Novecento makes for a more heartening opening theatrical offering in the Edinburgh International Festival than for some years, although its theatricality is triple-distilled. Actor Tom McCamus remains seated, all but immobile in what gradually appears to be the liner's engine room, rising to his feet only for the final ten minutes or so of this 90-minute piece. Alessandro Baricco's monologue may have been filmed (by Giuseppe Tornatore, with Tim Roth bizarrely cast in the title role), but in its original version the story, recounted by Novecento's friend and musical foil, trumpeter Tim Tooney, is all.

Marc Parent's lighting design is forever shifting, usually too slowly for the eye to follow, the usual dimness only occasionally broken by moving curtains of white light streaming up from grilles in the floor. Nancy Tobin's soundscape blends engine noises with treated piano sounds – indeed, it would not surprise me if the whole fabric had been generated out of a single piano. McCamus rigorously avoids any vocal pyrotechnics which might detract from the content of the monologue: the discovery of the babe, Novecento riding a grand piano around the lounge at the height of a storm, a strange piano duel with Jelly Roll Morton and finally his decision to go to the bottom with the ship.

Baricco's claims to be interested only in the telling of the story may be disingenuous, but the story is clearly the fundamental tone from which all the thematic and subtextual harmonics are generated.
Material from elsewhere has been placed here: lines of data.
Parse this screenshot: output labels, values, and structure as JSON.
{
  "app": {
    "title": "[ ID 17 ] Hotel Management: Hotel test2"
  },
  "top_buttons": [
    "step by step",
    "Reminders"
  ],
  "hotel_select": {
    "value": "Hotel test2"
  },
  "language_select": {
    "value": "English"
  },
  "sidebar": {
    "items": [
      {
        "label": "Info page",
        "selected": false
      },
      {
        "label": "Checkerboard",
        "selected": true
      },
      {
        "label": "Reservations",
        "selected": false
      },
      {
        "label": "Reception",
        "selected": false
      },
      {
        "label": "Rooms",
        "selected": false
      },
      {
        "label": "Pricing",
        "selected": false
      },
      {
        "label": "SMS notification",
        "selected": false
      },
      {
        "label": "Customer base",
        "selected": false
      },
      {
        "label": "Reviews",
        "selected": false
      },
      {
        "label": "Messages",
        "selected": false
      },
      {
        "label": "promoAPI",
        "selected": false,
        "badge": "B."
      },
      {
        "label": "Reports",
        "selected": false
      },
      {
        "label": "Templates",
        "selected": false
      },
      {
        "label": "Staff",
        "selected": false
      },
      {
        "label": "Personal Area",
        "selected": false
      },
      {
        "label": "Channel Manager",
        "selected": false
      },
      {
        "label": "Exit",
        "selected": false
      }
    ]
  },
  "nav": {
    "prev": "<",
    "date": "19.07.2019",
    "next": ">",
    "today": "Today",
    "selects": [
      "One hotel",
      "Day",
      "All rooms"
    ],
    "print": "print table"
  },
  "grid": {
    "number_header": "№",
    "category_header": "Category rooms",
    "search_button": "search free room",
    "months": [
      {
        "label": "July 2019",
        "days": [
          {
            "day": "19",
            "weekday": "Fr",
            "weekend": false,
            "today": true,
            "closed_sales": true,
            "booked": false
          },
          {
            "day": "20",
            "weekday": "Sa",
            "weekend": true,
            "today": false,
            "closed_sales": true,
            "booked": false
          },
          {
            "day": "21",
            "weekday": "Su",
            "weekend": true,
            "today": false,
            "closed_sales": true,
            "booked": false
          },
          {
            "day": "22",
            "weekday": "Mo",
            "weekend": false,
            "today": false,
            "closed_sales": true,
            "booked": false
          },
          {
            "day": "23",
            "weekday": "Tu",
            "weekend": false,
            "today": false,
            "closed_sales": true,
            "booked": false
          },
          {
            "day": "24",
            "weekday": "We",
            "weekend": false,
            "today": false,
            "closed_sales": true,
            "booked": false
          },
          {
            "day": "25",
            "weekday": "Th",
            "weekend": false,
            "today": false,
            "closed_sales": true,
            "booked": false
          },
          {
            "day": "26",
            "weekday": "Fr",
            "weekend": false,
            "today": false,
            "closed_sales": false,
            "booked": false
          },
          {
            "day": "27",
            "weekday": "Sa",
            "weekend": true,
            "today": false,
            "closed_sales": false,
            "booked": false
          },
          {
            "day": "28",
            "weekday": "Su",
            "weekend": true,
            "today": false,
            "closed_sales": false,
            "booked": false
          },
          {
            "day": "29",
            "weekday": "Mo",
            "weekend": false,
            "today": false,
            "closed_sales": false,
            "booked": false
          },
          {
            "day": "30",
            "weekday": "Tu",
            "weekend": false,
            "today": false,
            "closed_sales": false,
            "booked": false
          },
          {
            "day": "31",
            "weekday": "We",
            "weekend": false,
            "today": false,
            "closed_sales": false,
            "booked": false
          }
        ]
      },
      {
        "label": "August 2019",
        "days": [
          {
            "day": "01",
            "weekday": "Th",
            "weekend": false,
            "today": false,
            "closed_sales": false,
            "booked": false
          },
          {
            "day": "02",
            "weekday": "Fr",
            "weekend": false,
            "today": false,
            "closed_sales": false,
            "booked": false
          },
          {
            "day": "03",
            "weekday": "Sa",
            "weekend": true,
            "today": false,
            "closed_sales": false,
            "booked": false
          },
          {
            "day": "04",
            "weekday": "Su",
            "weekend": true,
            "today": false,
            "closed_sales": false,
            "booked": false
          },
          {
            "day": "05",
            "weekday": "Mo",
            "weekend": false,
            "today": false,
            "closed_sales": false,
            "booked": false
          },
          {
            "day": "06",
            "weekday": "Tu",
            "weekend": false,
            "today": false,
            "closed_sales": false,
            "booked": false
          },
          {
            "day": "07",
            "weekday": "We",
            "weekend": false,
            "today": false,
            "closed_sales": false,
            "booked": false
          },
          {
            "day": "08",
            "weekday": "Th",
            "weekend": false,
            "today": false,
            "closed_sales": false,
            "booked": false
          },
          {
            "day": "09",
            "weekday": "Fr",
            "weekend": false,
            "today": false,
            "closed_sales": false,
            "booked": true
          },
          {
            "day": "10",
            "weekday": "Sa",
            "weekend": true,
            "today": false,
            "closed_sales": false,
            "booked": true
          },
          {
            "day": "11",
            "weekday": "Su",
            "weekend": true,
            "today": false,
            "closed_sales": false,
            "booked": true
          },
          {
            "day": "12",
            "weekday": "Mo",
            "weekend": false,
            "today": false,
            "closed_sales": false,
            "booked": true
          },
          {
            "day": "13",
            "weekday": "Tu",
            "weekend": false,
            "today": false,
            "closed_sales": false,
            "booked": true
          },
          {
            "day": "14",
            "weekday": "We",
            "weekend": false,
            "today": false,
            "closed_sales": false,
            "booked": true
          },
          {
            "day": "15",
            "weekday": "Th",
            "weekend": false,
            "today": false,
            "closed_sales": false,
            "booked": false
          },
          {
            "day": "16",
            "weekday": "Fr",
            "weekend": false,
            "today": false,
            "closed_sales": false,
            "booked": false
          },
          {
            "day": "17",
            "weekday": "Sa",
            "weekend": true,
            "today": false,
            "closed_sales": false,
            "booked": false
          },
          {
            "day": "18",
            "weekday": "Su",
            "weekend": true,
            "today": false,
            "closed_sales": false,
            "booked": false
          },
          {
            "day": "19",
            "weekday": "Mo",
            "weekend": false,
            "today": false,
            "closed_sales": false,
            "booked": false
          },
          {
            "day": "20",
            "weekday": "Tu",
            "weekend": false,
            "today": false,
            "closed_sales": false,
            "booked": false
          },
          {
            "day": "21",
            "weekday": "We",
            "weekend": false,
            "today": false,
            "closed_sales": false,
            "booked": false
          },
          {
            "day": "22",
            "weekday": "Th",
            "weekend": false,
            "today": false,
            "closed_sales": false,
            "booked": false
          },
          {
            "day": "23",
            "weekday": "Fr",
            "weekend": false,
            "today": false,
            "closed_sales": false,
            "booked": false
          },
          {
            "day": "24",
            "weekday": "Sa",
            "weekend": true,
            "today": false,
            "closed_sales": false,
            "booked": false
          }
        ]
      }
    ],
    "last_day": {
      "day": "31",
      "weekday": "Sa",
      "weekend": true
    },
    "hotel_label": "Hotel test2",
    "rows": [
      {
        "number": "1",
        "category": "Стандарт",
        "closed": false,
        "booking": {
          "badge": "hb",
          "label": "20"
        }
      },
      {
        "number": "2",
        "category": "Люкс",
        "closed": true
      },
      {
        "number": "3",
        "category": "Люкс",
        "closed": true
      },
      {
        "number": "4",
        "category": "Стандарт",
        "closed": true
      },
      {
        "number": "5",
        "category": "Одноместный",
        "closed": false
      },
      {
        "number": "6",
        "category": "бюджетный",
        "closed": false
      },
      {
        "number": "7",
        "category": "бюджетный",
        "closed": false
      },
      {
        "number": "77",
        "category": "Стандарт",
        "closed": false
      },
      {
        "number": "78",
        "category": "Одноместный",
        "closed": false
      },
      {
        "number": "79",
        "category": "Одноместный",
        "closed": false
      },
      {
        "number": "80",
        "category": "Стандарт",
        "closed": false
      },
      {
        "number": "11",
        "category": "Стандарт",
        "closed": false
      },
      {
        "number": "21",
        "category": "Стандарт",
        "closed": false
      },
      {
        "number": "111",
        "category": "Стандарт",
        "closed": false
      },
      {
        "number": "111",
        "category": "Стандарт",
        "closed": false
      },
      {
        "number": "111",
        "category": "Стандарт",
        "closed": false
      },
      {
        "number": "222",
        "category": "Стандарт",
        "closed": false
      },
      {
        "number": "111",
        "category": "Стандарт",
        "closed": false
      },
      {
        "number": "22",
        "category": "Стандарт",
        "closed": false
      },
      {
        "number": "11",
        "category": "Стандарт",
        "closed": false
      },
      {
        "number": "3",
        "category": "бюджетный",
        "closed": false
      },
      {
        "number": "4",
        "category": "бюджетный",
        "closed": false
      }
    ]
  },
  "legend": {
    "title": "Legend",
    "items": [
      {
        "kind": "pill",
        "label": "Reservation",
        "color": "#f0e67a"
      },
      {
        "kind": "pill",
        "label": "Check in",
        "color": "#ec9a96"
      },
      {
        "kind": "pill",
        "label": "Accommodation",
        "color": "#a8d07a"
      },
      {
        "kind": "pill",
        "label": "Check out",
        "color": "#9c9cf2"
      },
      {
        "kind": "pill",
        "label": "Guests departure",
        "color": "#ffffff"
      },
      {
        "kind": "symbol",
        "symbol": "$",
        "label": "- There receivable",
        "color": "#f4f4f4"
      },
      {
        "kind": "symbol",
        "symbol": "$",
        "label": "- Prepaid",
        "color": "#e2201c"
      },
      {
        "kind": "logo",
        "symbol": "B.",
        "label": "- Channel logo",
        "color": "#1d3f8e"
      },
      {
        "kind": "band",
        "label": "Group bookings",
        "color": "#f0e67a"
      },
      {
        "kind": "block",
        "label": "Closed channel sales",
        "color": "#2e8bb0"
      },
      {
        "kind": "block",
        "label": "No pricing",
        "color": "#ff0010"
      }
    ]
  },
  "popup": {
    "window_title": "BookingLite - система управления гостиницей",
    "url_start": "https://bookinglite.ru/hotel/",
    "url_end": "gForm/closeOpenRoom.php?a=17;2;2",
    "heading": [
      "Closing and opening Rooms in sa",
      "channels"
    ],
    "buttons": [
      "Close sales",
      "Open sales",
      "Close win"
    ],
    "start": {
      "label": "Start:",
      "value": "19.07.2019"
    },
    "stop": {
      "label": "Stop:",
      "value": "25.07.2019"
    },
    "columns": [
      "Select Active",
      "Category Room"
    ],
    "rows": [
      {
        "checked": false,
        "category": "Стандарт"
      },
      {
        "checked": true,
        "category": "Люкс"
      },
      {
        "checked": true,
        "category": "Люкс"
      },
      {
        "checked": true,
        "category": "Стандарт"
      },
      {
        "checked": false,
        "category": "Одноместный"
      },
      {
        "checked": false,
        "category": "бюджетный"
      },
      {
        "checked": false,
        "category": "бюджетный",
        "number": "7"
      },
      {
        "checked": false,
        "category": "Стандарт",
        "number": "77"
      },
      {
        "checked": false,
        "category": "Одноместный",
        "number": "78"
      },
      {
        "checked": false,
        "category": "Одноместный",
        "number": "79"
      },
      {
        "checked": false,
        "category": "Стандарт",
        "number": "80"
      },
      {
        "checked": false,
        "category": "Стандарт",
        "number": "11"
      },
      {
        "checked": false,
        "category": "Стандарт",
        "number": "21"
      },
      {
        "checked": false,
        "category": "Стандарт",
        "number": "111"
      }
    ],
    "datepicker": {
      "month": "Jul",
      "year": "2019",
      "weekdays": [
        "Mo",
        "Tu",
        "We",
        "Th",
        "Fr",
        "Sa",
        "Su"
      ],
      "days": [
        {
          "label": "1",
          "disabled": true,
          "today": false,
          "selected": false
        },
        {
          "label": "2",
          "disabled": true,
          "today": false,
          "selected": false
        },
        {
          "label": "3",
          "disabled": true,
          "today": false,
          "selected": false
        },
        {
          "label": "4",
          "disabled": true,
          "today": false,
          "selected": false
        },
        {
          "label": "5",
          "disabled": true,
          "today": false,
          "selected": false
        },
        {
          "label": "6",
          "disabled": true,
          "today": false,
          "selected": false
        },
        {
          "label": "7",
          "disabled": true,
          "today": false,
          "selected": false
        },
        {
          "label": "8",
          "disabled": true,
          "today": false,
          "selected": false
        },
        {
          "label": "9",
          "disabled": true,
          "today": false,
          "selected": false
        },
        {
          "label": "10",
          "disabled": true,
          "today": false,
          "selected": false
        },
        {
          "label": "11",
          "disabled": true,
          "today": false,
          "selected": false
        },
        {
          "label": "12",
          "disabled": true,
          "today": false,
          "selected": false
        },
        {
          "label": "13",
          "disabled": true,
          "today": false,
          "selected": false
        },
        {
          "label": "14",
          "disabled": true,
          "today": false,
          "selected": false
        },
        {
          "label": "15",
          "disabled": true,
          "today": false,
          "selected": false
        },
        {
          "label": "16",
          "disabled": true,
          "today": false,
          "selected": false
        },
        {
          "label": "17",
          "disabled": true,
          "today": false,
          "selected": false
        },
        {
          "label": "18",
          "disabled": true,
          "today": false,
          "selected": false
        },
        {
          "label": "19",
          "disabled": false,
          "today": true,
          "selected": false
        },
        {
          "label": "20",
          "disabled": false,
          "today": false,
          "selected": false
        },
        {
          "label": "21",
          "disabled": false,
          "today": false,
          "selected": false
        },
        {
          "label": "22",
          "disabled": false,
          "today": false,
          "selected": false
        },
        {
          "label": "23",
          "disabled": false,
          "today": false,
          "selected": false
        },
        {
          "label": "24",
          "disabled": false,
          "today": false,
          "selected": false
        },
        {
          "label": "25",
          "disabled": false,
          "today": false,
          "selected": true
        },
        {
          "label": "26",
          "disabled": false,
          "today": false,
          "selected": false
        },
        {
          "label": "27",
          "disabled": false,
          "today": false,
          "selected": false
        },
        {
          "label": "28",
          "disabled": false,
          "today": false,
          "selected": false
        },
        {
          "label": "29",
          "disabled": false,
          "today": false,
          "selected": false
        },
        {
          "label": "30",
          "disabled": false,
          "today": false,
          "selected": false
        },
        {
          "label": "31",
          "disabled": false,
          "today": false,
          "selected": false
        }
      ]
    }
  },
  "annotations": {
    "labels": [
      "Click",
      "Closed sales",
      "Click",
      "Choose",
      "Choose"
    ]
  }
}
As British theatre proves ever more ready to exalt monologists such as Conor McPherson (whose St Nicholas appears on the Fringe this year), this presentation by Théâtre de Quat'Sous of Montreal is another confirmation that compelling theatre can need little more than the vibrant core of the experience, the tale itself.

Written for the Financial Times.

Copyright © Ian Shuttleworth; all rights reserved.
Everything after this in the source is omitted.